A new law passed by the European Union (EU) has lifted the ban on selling wonky fruits and veggies, meaning that snigger-worthy carrots and potatoes could soon be gracing the shelves of our supermarkets.
The move will be welcomed by campaigners, who highlight the crazy wastefulness of nearly 50% of the UK’s carrots being thrown away every year, due to being misshapen.
Now the EU is repealing “Marketing standards” for 26 vegetables.
At present, for example, Class I cucumbers must “be reasonably well shaped and practically straight (maximum height of the arc: 10 mm per 10 cm of the length of cucumber)”.
Vegetables not meeting these standards must be separately packaged.

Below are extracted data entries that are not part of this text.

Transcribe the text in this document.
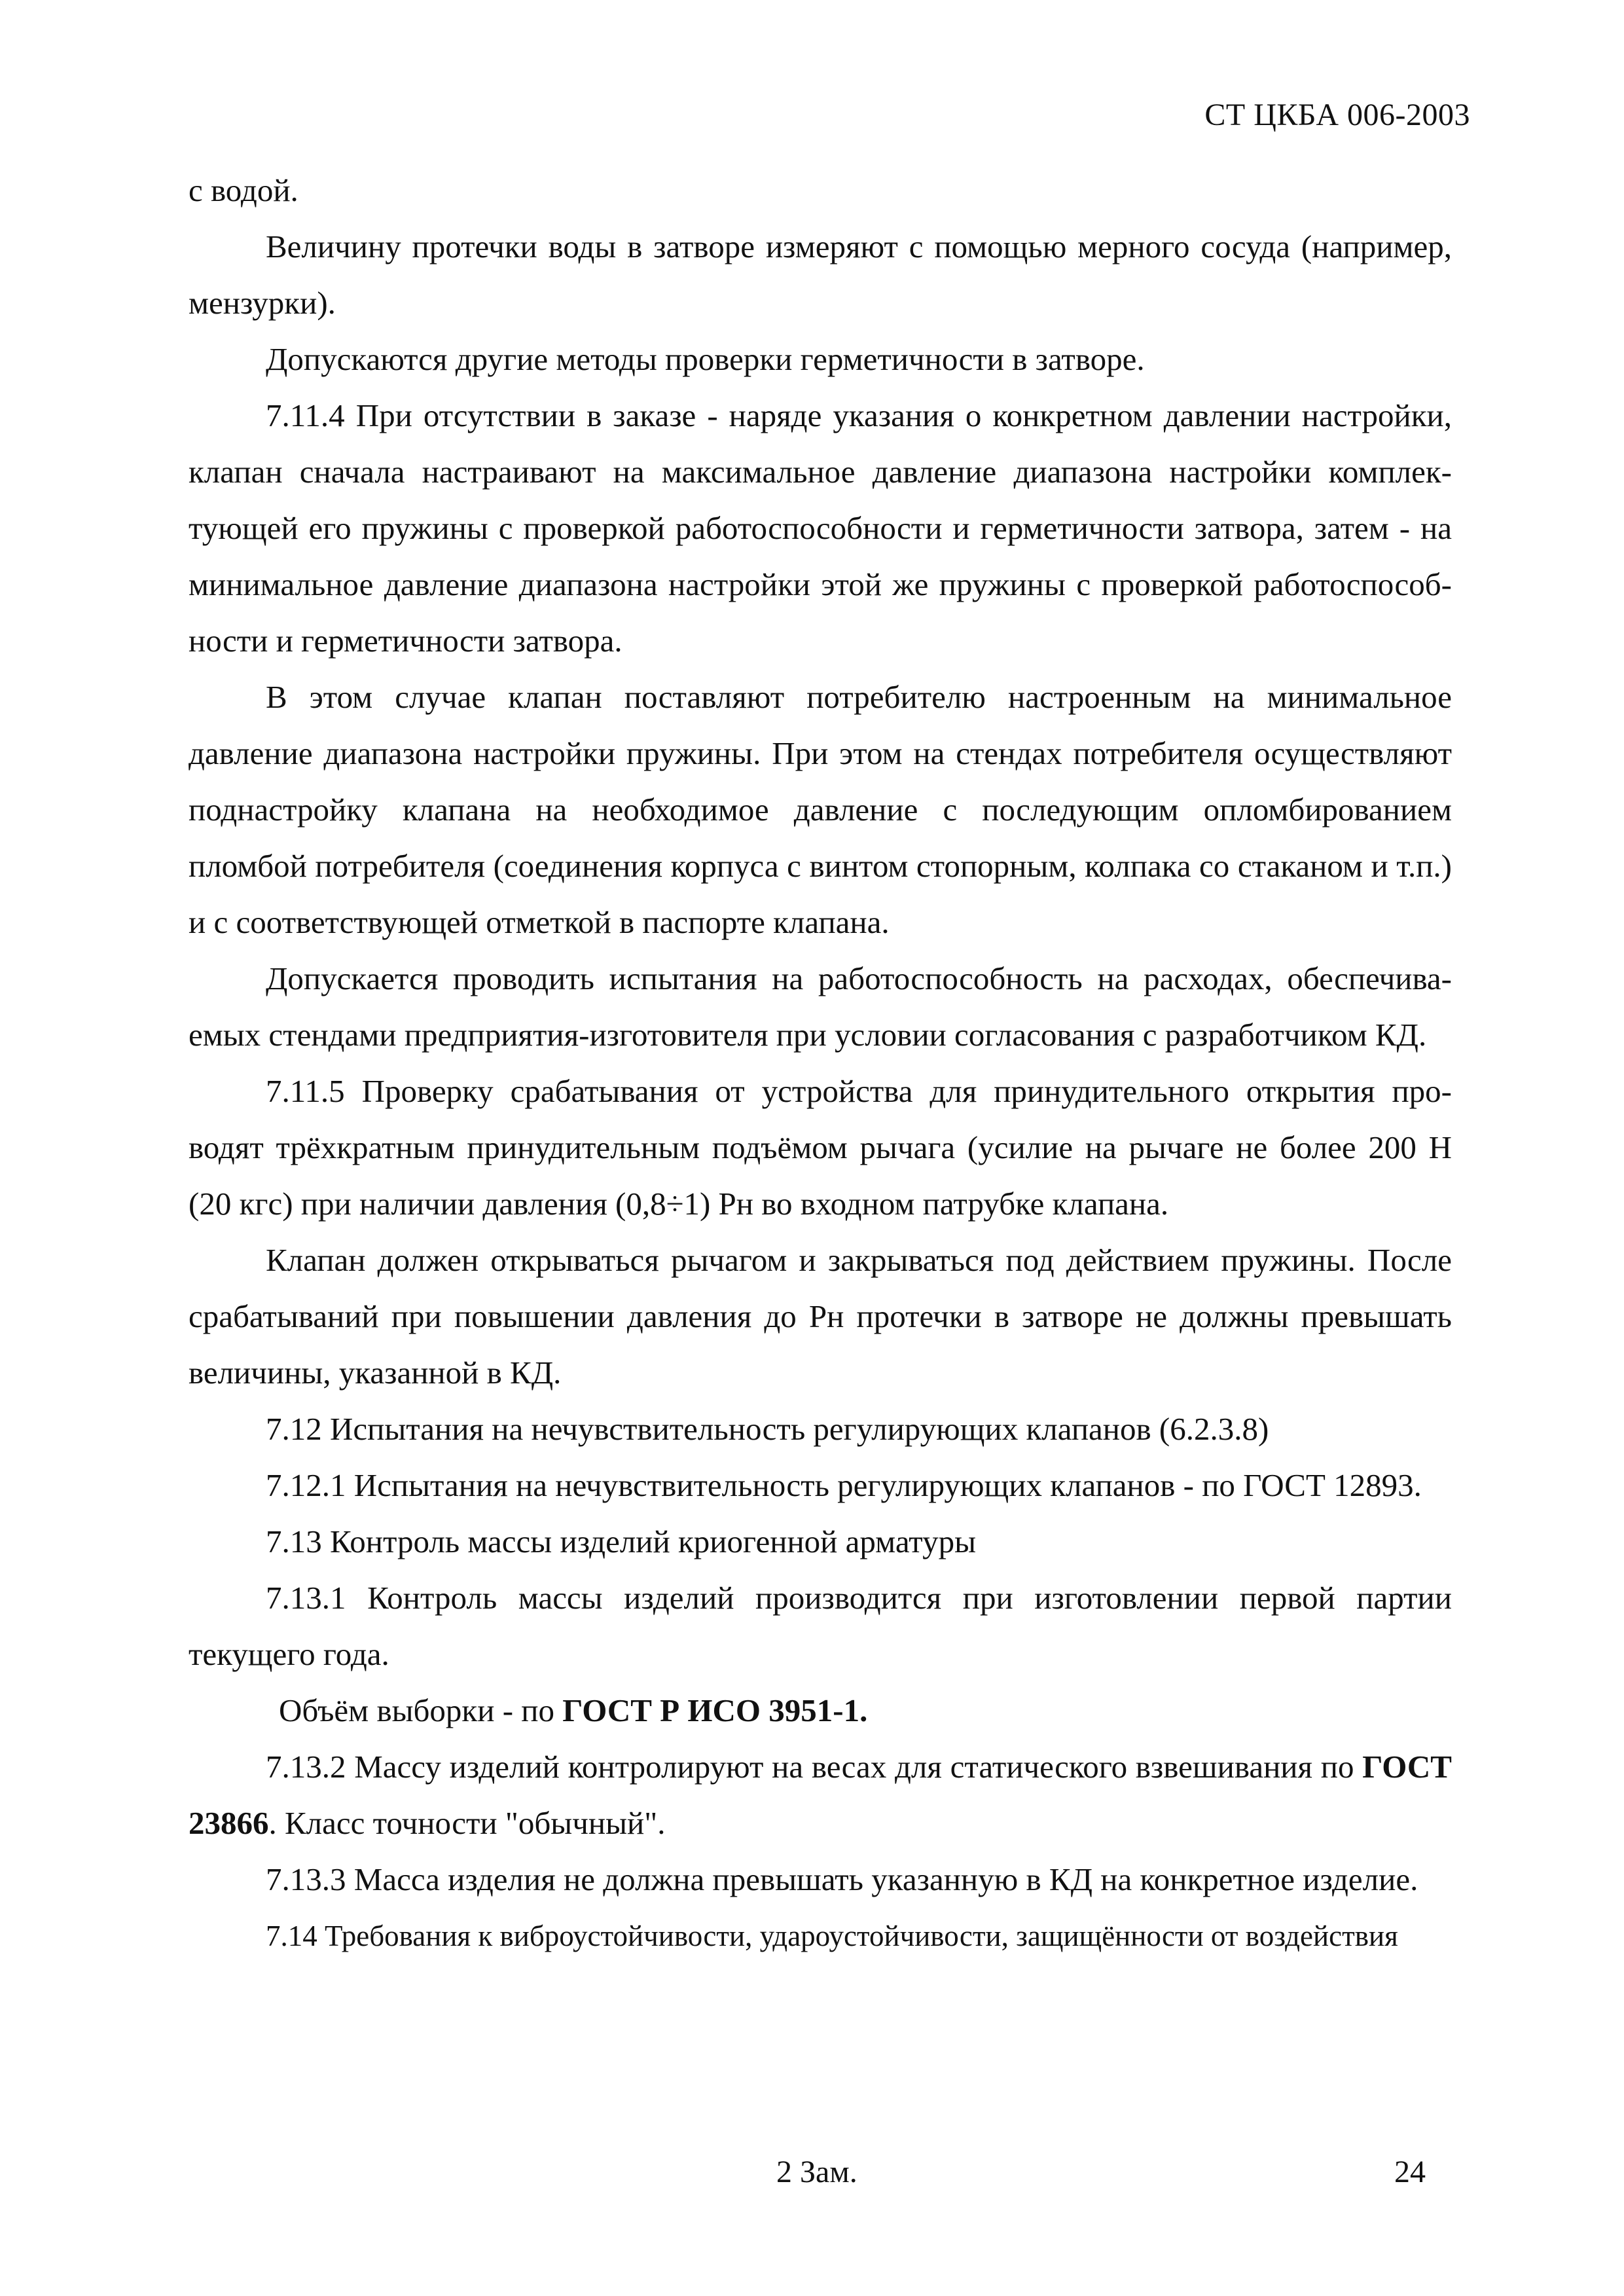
СТ ЦКБА 006-2003

с водой.

Величину протечки воды в затворе измеряют с помощью мерного сосуда (например, мензурки).

Допускаются другие методы проверки герметичности в затворе.

7.11.4 При отсутствии в заказе - наряде указания о конкретном давлении настройки, клапан сначала настраивают на максимальное давление диапазона настройки комплек-тующей его пружины с проверкой работоспособности и герметичности затвора, затем - на минимальное давление диапазона настройки этой же пружины с проверкой работоспособ-ности и герметичности затвора.

В этом случае клапан поставляют потребителю настроенным на минимальное давление диапазона настройки пружины. При этом на стендах потребителя осуществляют поднастройку клапана на необходимое давление с последующим опломбированием пломбой потребителя (соединения корпуса с винтом стопорным, колпака со стаканом и т.п.) и с соответствующей отметкой в паспорте клапана.

Допускается проводить испытания на работоспособность на расходах, обеспечива-емых стендами предприятия-изготовителя при условии согласования с разработчиком КД.

7.11.5 Проверку срабатывания от устройства для принудительного открытия про-водят трёхкратным принудительным подъёмом рычага (усилие на рычаге не более 200 Н (20 кгс) при наличии давления (0,8÷1) Рн во входном патрубке клапана.

Клапан должен открываться рычагом и закрываться под действием пружины. После срабатываний при повышении давления до Рн протечки в затворе не должны превышать величины, указанной в КД.

7.12 Испытания на нечувствительность регулирующих клапанов (6.2.3.8)

7.12.1 Испытания на нечувствительность регулирующих клапанов - по ГОСТ 12893.

7.13 Контроль массы изделий криогенной арматуры

7.13.1 Контроль массы изделий производится при изготовлении первой партии текущего года.

Объём выборки - по ГОСТ Р ИСО 3951-1.

7.13.2 Массу изделий контролируют на весах для статического взвешивания по ГОСТ 23866. Класс точности "обычный".

7.13.3 Масса изделия не должна превышать указанную в КД на конкретное изделие.

7.14 Требования к виброустойчивости, удароустойчивости, защищённости от воздействия

2 Зам.	24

“People have been brainwashed into believing everything has to be a uniform size,” Geoff Stokes, secretary of the National Society of Allotment and Leisure Gardeners told the BBC.

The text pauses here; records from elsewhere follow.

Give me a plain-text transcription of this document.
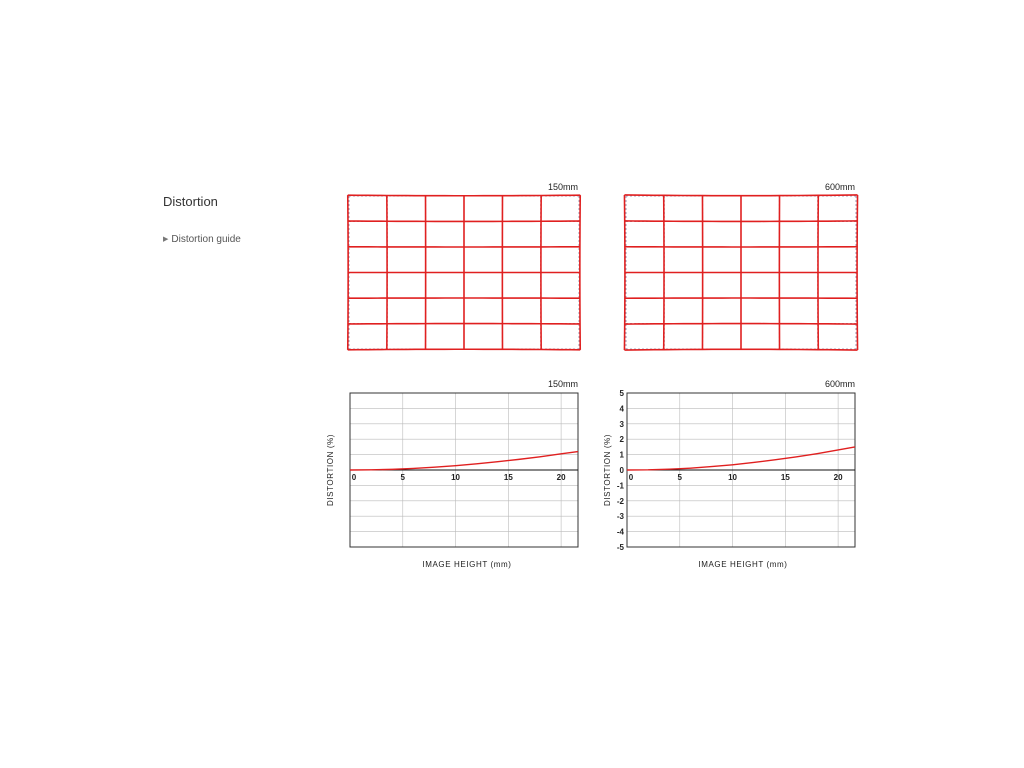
Distortion
▶ Distortion guide
150mm	600mm
150mm
0	5	10	15	20
IMAGE HEIGHT (mm)
DISTORTION (%)
600mm
0	5	10	15	20
5
4
3
2
1
0
-1
-2
-3
-4
-5
IMAGE HEIGHT (mm)
DISTORTION (%)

“It has always struck me as more to do with the supermarkets wanting to package things easier, if everything is the same shape and the same size.”
It is hoped that the current economic climate will encourage shoppers to buy misshapen vegetables as a way to save money.
On Friday, campaigners will cook a meal for 5,000 in Trafalgar Square using discarded, wonky fruit and veg.
What are your thoughts on knobbly carrots? Do share.